Looking a Gift Horse in the Mouth: Value and Context in the Case of the Taločkin Collection

Donna Oliver, Beloit College

Despite their underground status, the works of Soviet non-conformist artists in the years following the post-Stalinist thaw found both an audience and a market. Western art collectors in particular quickly became interested in what John Bowlt has called “Russia’s other avant-garde,” and they began to smuggle works abroad, amassing large private collections and enriching the collections of Western museums of contemporary art. But not all pieces ended up in the West. For over three decades, Leonid Taločkin accumulated a collection of more than 1500 pieces of nonconformist art by the leading figures of the Soviet underground. Now housed at the “Drugoe Iskusstvo” Museum at the Russian State University for the Humanities, Taločkin’s collection is the largest of its kind in Russia. 

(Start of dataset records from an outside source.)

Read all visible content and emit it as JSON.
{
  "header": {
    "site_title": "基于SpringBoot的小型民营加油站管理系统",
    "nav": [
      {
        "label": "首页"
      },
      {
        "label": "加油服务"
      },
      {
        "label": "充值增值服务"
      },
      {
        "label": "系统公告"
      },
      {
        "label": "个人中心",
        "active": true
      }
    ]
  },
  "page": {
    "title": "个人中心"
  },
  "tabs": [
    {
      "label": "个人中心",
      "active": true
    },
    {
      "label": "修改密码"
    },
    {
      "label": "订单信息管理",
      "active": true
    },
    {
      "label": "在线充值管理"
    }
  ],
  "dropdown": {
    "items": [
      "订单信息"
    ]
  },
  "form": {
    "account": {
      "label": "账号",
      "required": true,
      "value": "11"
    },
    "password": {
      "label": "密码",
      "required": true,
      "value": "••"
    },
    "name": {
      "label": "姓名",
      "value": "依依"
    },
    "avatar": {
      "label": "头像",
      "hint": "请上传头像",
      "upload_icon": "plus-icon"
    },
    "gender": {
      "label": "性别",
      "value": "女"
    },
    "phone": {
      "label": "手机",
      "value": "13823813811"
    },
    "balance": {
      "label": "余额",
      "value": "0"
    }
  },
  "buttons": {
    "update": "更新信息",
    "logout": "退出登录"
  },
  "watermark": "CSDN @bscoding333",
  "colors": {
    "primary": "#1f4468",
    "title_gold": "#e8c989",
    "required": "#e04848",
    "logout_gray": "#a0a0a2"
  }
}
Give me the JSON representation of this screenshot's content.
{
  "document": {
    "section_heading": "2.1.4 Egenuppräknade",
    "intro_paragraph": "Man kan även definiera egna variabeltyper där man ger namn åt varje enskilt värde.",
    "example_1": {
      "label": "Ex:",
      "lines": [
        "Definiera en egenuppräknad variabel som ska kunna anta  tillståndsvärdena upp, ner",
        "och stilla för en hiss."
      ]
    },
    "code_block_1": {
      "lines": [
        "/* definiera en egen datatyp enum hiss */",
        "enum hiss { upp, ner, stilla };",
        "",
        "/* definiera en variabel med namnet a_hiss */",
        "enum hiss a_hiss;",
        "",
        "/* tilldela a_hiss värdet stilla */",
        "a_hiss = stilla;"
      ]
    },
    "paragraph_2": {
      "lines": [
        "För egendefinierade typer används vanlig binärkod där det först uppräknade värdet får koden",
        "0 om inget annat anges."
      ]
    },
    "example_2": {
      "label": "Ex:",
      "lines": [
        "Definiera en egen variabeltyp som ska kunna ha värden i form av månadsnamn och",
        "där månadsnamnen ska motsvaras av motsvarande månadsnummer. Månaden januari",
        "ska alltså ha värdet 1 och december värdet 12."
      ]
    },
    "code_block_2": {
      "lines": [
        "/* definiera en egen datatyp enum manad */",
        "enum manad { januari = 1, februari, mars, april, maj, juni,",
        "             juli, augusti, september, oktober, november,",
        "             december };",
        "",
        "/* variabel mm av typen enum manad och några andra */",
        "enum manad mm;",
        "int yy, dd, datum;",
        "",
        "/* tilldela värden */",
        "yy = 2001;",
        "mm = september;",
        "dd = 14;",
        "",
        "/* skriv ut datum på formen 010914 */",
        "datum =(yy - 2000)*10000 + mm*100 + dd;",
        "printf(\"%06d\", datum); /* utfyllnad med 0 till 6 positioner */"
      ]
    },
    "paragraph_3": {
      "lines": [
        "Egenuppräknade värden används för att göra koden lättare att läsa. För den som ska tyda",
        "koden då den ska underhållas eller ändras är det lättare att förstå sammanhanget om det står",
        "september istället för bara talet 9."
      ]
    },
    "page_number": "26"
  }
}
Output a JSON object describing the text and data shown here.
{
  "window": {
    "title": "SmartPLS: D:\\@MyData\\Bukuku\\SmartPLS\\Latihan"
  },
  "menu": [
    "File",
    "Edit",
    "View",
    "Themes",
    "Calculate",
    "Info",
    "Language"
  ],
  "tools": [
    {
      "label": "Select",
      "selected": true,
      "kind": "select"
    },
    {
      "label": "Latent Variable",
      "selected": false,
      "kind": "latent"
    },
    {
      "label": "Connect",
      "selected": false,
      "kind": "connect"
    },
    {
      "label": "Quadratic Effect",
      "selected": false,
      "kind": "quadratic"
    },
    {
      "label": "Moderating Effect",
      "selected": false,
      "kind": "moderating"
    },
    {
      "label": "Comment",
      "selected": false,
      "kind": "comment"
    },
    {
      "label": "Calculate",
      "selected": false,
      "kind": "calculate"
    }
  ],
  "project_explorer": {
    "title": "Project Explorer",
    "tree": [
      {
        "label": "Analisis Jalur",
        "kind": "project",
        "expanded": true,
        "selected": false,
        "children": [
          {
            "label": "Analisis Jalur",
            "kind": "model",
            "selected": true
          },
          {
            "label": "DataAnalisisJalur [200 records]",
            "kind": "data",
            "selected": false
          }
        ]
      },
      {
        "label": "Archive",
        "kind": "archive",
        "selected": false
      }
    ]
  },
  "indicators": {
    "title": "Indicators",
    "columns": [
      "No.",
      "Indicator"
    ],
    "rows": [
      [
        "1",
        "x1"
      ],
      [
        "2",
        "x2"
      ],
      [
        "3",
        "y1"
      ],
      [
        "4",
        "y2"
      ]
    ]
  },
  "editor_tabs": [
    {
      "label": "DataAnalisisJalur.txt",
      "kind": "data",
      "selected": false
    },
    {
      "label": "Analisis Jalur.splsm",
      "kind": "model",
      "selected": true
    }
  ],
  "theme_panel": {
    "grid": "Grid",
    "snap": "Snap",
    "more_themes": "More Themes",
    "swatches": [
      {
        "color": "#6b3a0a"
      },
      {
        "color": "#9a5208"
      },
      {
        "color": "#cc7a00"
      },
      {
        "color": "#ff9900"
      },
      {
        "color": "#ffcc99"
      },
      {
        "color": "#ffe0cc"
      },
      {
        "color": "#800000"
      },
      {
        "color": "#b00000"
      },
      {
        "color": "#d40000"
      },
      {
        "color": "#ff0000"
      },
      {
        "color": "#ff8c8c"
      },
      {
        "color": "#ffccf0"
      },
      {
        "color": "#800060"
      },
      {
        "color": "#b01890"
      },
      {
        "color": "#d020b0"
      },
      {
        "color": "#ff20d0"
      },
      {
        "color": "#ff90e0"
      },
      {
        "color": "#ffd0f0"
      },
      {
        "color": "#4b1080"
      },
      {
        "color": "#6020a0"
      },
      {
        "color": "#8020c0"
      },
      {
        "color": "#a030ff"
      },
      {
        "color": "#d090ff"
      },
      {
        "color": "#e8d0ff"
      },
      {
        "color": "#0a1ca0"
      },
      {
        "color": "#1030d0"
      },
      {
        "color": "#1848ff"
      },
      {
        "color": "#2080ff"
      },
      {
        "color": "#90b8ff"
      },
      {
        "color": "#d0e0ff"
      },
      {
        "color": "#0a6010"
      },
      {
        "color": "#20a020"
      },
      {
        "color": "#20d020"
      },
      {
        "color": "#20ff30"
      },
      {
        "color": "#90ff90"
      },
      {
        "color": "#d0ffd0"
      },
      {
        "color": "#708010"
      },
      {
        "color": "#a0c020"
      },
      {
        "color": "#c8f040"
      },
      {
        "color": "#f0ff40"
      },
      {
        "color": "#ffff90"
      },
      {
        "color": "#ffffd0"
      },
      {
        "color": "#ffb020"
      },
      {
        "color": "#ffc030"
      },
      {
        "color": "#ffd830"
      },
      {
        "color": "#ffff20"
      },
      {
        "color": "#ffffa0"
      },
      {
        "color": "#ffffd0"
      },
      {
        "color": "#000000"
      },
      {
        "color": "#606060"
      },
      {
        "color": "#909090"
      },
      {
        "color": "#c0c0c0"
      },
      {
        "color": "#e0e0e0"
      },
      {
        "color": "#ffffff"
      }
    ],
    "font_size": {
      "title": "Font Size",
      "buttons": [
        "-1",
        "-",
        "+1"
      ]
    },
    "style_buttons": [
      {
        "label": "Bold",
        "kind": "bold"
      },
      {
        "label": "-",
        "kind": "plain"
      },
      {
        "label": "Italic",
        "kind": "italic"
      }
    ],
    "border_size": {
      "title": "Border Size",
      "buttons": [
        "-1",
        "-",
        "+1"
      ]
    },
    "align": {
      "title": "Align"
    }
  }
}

The uniqueness of Taločkin’s collection lies in the history of the collector himself: though not an artist, Taločkin was continually at the center of the movement, befriending artists, helping to organize apartment and open-air exhibits, including the infamous “Bulldozer Exhibition” in 1974, compiling samizdat catalogues of the works displayed, and in essence acting as their archivist. Moreover, his collection consists almost exclusively of works that were given to him by the artists themselves. He never dealt in the trade or sale of pictures, and thus the works he owned were not part of the market of non-conformist art. 

The question of the economic value of a work of art is a complex one, and many of the factors going into such a discussion are unconnected with the aesthetic quality of the work itself: the artist’s reputation, for example, or the purchase history of a work, or the context in which the work was created can all factor into any attempt to assign value.  This paper engages questions of value – both aesthetic and economic – as they relate to the peculiar case of Taločkin’s collection of gifts from non-conformist artists: What effect might a work’s status as a gift have on its market value? What is the relationship between value and context? How does a work’s historical significance affect its economic value? Out of the context of oppression, what is the value of this collection? In addition, the paper proposes another way of assessing this body of work, positing that the real value of Taločkin’s collection lies not in its individual pieces, but rather in its status as a collection, tied inextricably into the personality and life experiences of the collector himself. As such, its integrity is currently in peril: Leonid Taločkin passed away last year intestate, leaving the future of the collection in question and further complicating considerations of its value.